Remember the PE coach you had when you were a kid? Middle-aged fellow, hated life, perhaps kicked a dog or two along the way, worked the night shift at Denny’s perhaps. Or what about the trite, hackneyed maxims that he would yell… “It’s gut check time!” (Good, so allow me to punch you in the Amstel Light-inflated stomach)… “Give me a 110 percent!” (If I gave you such a percentage, might that buy you a new pair of Sansabelts?)… “Feel out the opponent!” (Frankly, I believe that’s a felony in some states)…
It was these overused sentiments that turned a nation of youths off team sports and, who knows, maybe are a contributing factor to this country’s obesity epidemic among the prepubescent set. Such garbage made me secretly hope Coach Airhead would find his karma when he suffered a paper cut while attaching his signature to that President’s Physical Fitness (thanks for running the mile and doing a chin-up) certificate. As if that didn’t make you want to impale someone with one of those cheap plastic team trophies, the art form known as the cliché continues in all walks of society. Corporate executives preaching team unity, the doctor imploring you to execute before he gives that empty plastic cup for a urinalysis, and even the teller at the bank telling me I have to make some adjustments.
If you have flipped on a sporting event at some point in your life, the cliché is more omnipresent than a Duke University thesis. From the abomination that is the press conference to the coach’s interview and the in-game observations, maxims, platitudes, and truisms are as ever-present as the inevitable Cialis ad (by the way, a case of priapism would send me running to call Ripley’s, not a doctor). How wonderful it is to watch an overjoyed/dejected athlete talking about how they answered the bell — better go see an ophthalmologist about that, I didn’t hear anything — or how they were outplayed and beaten by a better team. Really? I certainly keep thinking the Washington Generals’ victory is right around the corner. Don’t forget the other phenomenon, the reporter running up to the coach at some point in the game to get some reaction along the lines of “Our offense (or defense) needs to step up (or has played well).”
The funniest part of the whole coach/athlete cliché paradox is that the minute someone says something that is not in the script, it makes headlines. Analysts ascend their ivory tower like some sort of sports version of Rapunzel to decry the guaranteed win or “bulletin board material” that has been uttered. There once was a day where coaches and managers had such a relationship with the media, statements that, today would give sports analysts the vapors, were de rigueur. These missives have gone the way of the handlebar moustache (thanks Jim Bouton!). What we are left with is some sort of insight that looks like a player is saying something without really saying anything. My favorites are “you gotta give ‘em credit” and “it is what it is.” Of course, it is what it is. Thanks, good sir, but I know circular logic when I hear it! I think former President Clinton can claim credit for that one, when he suddenly forgot what the definition of is, is (as if there needs to be one). It’s gotten so bad that even the bastion of reliable information, Wikipedia, even has an entry on sports clichés (in addition to one on asparagus pee, of course).

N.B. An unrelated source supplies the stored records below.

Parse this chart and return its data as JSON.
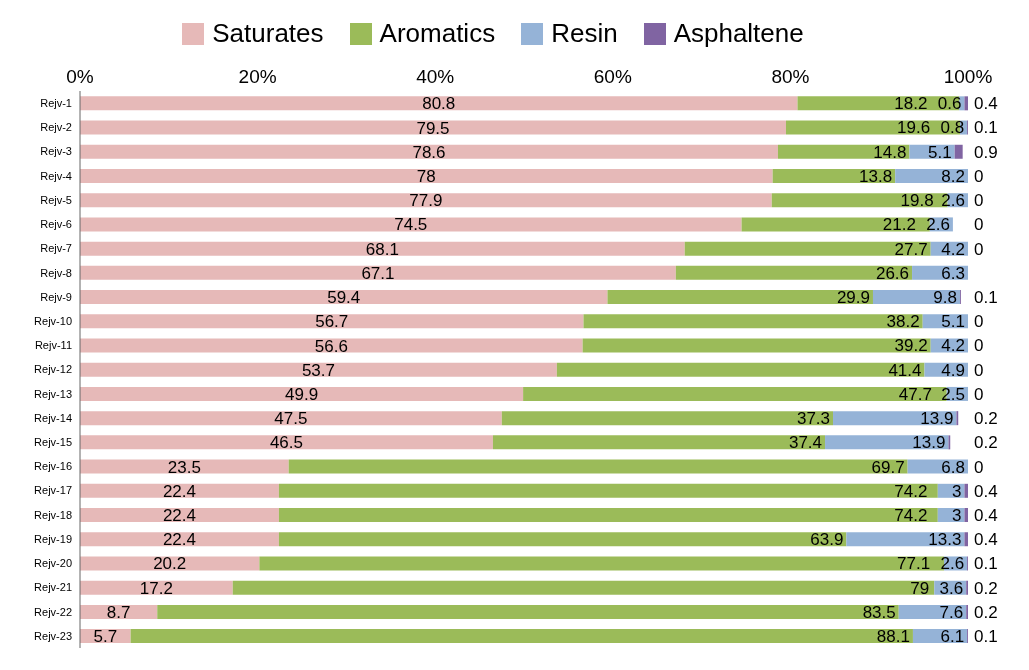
{
  "chart_data": {
    "type": "bar",
    "orientation": "horizontal",
    "stacked": true,
    "data_labels": true,
    "legend": "top",
    "grid": false,
    "categories": [
      "Rejv-1",
      "Rejv-2",
      "Rejv-3",
      "Rejv-4",
      "Rejv-5",
      "Rejv-6",
      "Rejv-7",
      "Rejv-8",
      "Rejv-9",
      "Rejv-10",
      "Rejv-11",
      "Rejv-12",
      "Rejv-13",
      "Rejv-14",
      "Rejv-15",
      "Rejv-16",
      "Rejv-17",
      "Rejv-18",
      "Rejv-19",
      "Rejv-20",
      "Rejv-21",
      "Rejv-22",
      "Rejv-23"
    ],
    "xlim": [
      0,
      100
    ],
    "xticks": [
      {
        "value": 0,
        "label": "0%"
      },
      {
        "value": 20,
        "label": "20%"
      },
      {
        "value": 40,
        "label": "40%"
      },
      {
        "value": 60,
        "label": "60%"
      },
      {
        "value": 80,
        "label": "80%"
      },
      {
        "value": 100,
        "label": "100%"
      }
    ],
    "series": [
      {
        "name": "Saturates",
        "color": "#e6b9b8",
        "values": [
          80.8,
          79.5,
          78.6,
          78,
          77.9,
          74.5,
          68.1,
          67.1,
          59.4,
          56.7,
          56.6,
          53.7,
          49.9,
          47.5,
          46.5,
          23.5,
          22.4,
          22.4,
          22.4,
          20.2,
          17.2,
          8.7,
          5.7
        ]
      },
      {
        "name": "Aromatics",
        "color": "#9bbb59",
        "values": [
          18.2,
          19.6,
          14.8,
          13.8,
          19.8,
          21.2,
          27.7,
          26.6,
          29.9,
          38.2,
          39.2,
          41.4,
          47.7,
          37.3,
          37.4,
          69.7,
          74.2,
          74.2,
          63.9,
          77.1,
          79,
          83.5,
          88.1
        ]
      },
      {
        "name": "Resin",
        "color": "#95b3d7",
        "values": [
          0.6,
          0.8,
          5.1,
          8.2,
          2.6,
          2.6,
          4.2,
          6.3,
          9.8,
          5.1,
          4.2,
          4.9,
          2.5,
          13.9,
          13.9,
          6.8,
          3,
          3,
          13.3,
          2.6,
          3.6,
          7.6,
          6.1
        ]
      },
      {
        "name": "Asphaltene",
        "color": "#8064a2",
        "values": [
          0.4,
          0.1,
          0.9,
          0,
          0,
          0,
          0,
          null,
          0.1,
          0,
          0,
          0,
          0,
          0.2,
          0.2,
          0,
          0.4,
          0.4,
          0.4,
          0.1,
          0.2,
          0.2,
          0.1
        ]
      }
    ]
  }
}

By now you understand that athletes have to take it one day at a time, one game at a time, one minute at a time, one second at a time, one molecule at a time, one atom at a time, one quark at a time… Yeah, and there’s no I in Teemu, either, kemosabe… In the event that you will be watching some sporting event in the near future, please be advised that you will subjected to a cliché machine, so prolific that it will rival the output of James Patterson. So, if you’re in the driver’s seat, be careful you don’t burn out the clutch.
What can be done about this? Absolutely nothing. But, I make a vow to protest the glut of inane minutiae… I will: look 3 months ahead, get lackadaisical, go for the peripheral (NOT the jugular), be a slightly lighter horse, show flashes of mediocrity, make sure I’m on a different page (maybe the table of contents or appendix), lower the bar, have such bad chemistry with cohorts that the lab will explode, run on extra low octane (like Cosco select), make sure to be have plenty of shallowness, and go from worst to abominable. Because, folks, I have no swagger, I put up small numbers, the only weapon I have is a cat pistol, and, for goodness sakes, I’ve never been on a mission… I’m Jewish, for crying out loud!
Danny Lee has been involved in sports media for over seven years … While at UCLA, he turned his grade school doodles into a position with the Daily Bruin, and continues his diatribes to this day.